No prospectus, offering memorandum, offering document or admission document
has been or will be made available in any jurisdiction in connection with the
matters contained or referred to in this Announcement and no such document is
required (in accordance with the EU Prospectus Regulation or the POATR) to be
published. All offers of the Placing Shares will be made available pursuant to
an exemption under the POATR or the EU Prospectus Regulation from the
requirement to produce an admission document or prospectus.
The contents of this Announcement have not been examined or approved by the
London Stock Exchange, nor has it been approved by an "authorised person" for
the purposes of Section 21 of the FSMA. This Announcement is being distributed
to persons in the United Kingdom only in circumstances in which section 21(1)
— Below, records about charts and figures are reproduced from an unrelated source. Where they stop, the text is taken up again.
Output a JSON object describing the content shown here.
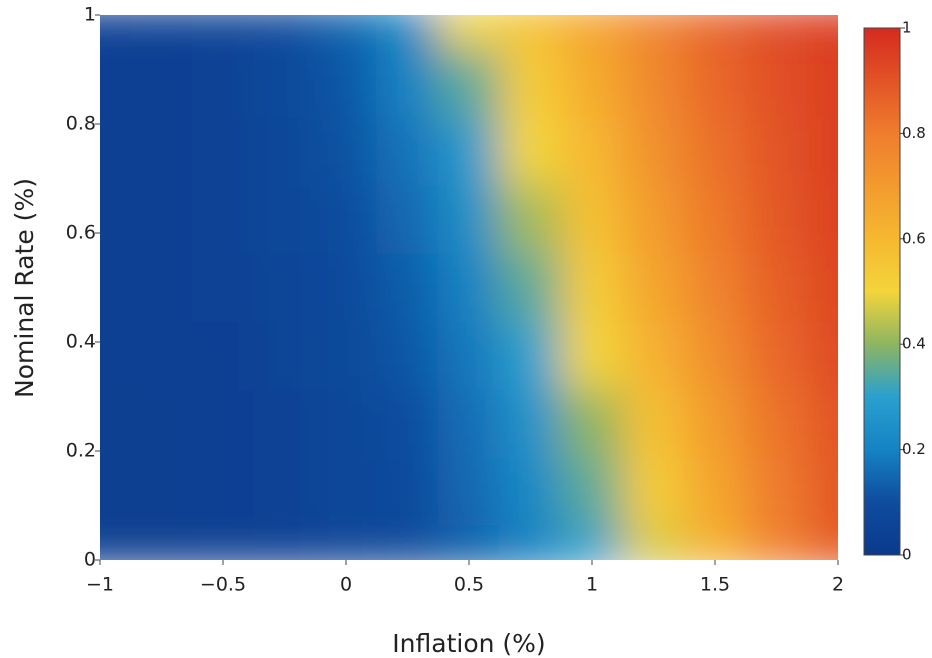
{
  "chart_data": {
    "type": "heatmap",
    "x_label": "Inflation (%)",
    "y_label": "Nominal Rate (%)",
    "x": [
      -1,
      -0.75,
      -0.5,
      -0.25,
      0,
      0.25,
      0.5,
      0.75,
      1,
      1.25,
      1.5,
      1.75,
      2
    ],
    "y": [
      0,
      0.125,
      0.25,
      0.375,
      0.5,
      0.625,
      0.75,
      0.875,
      1
    ],
    "z": [
      [
        0.03,
        0.03,
        0.04,
        0.04,
        0.06,
        0.08,
        0.13,
        0.19,
        0.3,
        0.47,
        0.62,
        0.78,
        0.88
      ],
      [
        0.03,
        0.03,
        0.04,
        0.05,
        0.07,
        0.09,
        0.15,
        0.22,
        0.35,
        0.53,
        0.66,
        0.8,
        0.89
      ],
      [
        0.03,
        0.03,
        0.04,
        0.05,
        0.07,
        0.1,
        0.16,
        0.25,
        0.4,
        0.57,
        0.7,
        0.82,
        0.9
      ],
      [
        0.03,
        0.04,
        0.04,
        0.06,
        0.08,
        0.12,
        0.18,
        0.3,
        0.5,
        0.62,
        0.74,
        0.85,
        0.92
      ],
      [
        0.03,
        0.04,
        0.05,
        0.06,
        0.09,
        0.13,
        0.2,
        0.35,
        0.53,
        0.66,
        0.78,
        0.87,
        0.93
      ],
      [
        0.03,
        0.04,
        0.05,
        0.07,
        0.1,
        0.15,
        0.24,
        0.42,
        0.57,
        0.7,
        0.81,
        0.89,
        0.94
      ],
      [
        0.03,
        0.04,
        0.05,
        0.07,
        0.11,
        0.17,
        0.28,
        0.5,
        0.6,
        0.73,
        0.83,
        0.9,
        0.95
      ],
      [
        0.04,
        0.04,
        0.05,
        0.08,
        0.12,
        0.2,
        0.35,
        0.53,
        0.64,
        0.76,
        0.85,
        0.91,
        0.95
      ],
      [
        0.04,
        0.05,
        0.06,
        0.09,
        0.14,
        0.22,
        0.5,
        0.57,
        0.67,
        0.78,
        0.86,
        0.92,
        0.96
      ]
    ],
    "xlim": [
      -1,
      2
    ],
    "xticks": [
      {
        "value": -1,
        "label": "−1"
      },
      {
        "value": -0.5,
        "label": "−0.5"
      },
      0,
      0.5,
      1,
      1.5,
      2
    ],
    "ylim": [
      0,
      1
    ],
    "yticks": [
      0,
      0.2,
      0.4,
      0.6,
      0.8,
      1
    ],
    "zlim": [
      0,
      1
    ],
    "colorbar_ticks": [
      0,
      0.2,
      0.4,
      0.6,
      0.8,
      1
    ],
    "colorscale": [
      [
        0,
        "#0a3a8c"
      ],
      [
        0.1,
        "#0f4c9e"
      ],
      [
        0.2,
        "#1583c4"
      ],
      [
        0.3,
        "#2aa0cf"
      ],
      [
        0.4,
        "#8db561"
      ],
      [
        0.5,
        "#f3d53a"
      ],
      [
        0.6,
        "#f6b830"
      ],
      [
        0.8,
        "#ef7d2d"
      ],
      [
        1,
        "#d52a1f"
      ]
    ]
  }
}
of the FSMA does not apply.
This Announcement is directed only at: (a) persons in member states of the
European Economic Area who are qualified investors within the meaning of
article 2(e) of the EU Prospectus Regulation and (b) if in the United Kingdom,
persons who (i) have professional experience in matters relating to
investments who fall within the definition of "investment professionals" in
article 19(5) of the Financial Services and Markets Act 2000 (Financial
Promotion) Order 2005, as amended (the "Order"), or are high net worth
companies, unincorporated associations or partnerships or trustees of high
value trusts as described in article 49(2) of the Order and (ii) are qualified
investors as defined in paragraph 15 of Part 2 of Schedule 1 of the POATR and
(c) otherwise, to persons to whom it may otherwise be lawful to communicate it
(all such persons together being referenced to as "Relevant Persons"). Any
investment in connection with the Fundraise will only be available to, and
will only be engaged with, Relevant Persons. Any person who is not a Relevant
Person should not act or rely on this Announcement or any of its contents.
Neither the content of Portmeirion's website (or any other website) nor the
content of any website accessible by hyperlinks on the Company's website (or
any other website) is incorporated in, or forms part of, this Announcement.